As part of these plans to strengthen the electricity grid in the Hamilton region, where utilities must adapt to climate change pressures, investments are expected to include:

installing quieter, more efficient transformers in four stations across Hamilton to assist in reducing the number of outages;
replacing protection and switching devices across the city to shorten outage restoration times, reflecting how transmission line work underpins reliability;
refurbishing a power line originally installed in 1915 that is critical to powering the Hamilton West Mountain area; and,
trimming hazardous trees across more than 1,260 km of overhead powerlines and replacing more than 270 poles.
Hydro One will be working with Alectra Utilities to replace aging infrastructure at Elgin transmission station.

"A loss of power grinds life to a halt, impacting businesses, families and productivity. That's why Hydro One is partnering with Alectra Utilities to support a growing local economy in Hamilton, while improving power reliability for its residents," said Jason Fitzsimmons, Chief Corporate Affairs and Customer Care Officer. "Replacing aging infrastructure and modernizing equipment is part of our plan to build a stronger, safer and more reliable electricity system for Ontario now and into the future." 

"Partnering with Hydro One to invest in our local community will create a safer, more resilient and reliable system for the future," said Max Cananzi, President, Alectra Utilities.  "In addition to investments in the transmission system, Alectra Utilities also plans to invest $235 million over the next five years to renew, upgrade and connect customers to the electrical distribution and supporting systems in Hamilton. Investments in the transmission and distribution systems in Hamilton will contribute to the long-term sustainability of our communities."

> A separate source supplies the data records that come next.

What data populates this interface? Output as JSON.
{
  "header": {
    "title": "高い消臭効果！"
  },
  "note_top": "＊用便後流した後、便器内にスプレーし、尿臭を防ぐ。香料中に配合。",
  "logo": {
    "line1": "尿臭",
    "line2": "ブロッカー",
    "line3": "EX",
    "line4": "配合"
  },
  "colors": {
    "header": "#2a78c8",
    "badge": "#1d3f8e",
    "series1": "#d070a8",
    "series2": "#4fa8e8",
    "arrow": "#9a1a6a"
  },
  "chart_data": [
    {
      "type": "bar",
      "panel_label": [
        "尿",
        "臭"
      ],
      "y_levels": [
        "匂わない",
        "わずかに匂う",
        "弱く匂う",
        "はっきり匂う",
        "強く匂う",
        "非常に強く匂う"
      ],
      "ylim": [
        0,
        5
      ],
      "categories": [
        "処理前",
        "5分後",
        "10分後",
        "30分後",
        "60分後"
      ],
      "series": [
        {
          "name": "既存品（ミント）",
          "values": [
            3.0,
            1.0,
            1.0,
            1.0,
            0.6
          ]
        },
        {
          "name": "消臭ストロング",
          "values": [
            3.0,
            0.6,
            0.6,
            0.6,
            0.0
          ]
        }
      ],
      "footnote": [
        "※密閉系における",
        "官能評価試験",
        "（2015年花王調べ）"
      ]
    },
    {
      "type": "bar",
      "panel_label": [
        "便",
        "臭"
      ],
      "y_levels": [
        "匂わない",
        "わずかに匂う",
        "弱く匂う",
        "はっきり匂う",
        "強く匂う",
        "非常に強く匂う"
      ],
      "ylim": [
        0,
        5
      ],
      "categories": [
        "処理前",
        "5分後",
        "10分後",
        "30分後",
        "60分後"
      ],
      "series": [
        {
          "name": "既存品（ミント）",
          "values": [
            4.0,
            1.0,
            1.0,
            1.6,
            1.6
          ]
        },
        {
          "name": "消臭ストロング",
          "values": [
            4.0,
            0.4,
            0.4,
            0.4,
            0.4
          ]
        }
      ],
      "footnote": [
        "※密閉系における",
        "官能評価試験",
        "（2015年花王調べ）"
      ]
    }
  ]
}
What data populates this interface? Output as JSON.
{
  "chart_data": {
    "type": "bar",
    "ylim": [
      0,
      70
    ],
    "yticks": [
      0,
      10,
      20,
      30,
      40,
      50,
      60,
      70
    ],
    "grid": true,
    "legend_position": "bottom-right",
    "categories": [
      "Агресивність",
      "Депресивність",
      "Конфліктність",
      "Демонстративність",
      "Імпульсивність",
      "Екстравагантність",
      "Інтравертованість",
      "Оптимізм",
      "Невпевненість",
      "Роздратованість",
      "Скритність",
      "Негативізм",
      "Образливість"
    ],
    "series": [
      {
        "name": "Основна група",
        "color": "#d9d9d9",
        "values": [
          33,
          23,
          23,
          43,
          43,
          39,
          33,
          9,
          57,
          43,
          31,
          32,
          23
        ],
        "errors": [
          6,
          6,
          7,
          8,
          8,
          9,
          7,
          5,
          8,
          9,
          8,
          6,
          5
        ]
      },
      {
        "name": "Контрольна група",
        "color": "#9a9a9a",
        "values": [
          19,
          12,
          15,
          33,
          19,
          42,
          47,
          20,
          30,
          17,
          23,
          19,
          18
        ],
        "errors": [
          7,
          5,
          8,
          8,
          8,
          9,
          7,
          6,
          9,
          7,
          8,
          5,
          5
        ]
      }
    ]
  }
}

"I am pleased to see Hydro One and Alectra investing in modernizing local electricity infrastructure and improving reliability," said Member of Provincial Parliament, Donna Skelly.  "Safe and reliable power is essential to supporting local families, businesses and our community."

Across Ontario, First Nations call for action on urgently needed transmission lines highlight the importance of timely grid investments.

Hydro One's investments included in this announcement are captured in its previously disclosed future capital expenditures, amid proposed projects like the Meaford hydro project across Ontario.

Much of Hydro One's electricity system was built in the 1950s, and replacing aging assets is critical as delays affecting a cross-border transmission line elsewhere have shown. Its three-year, $5 billion investment plan supports safe and reliable power to communities across Ontario, and strong regulatory oversight illustrated by the ATCO Electric penalty helps maintain public trust.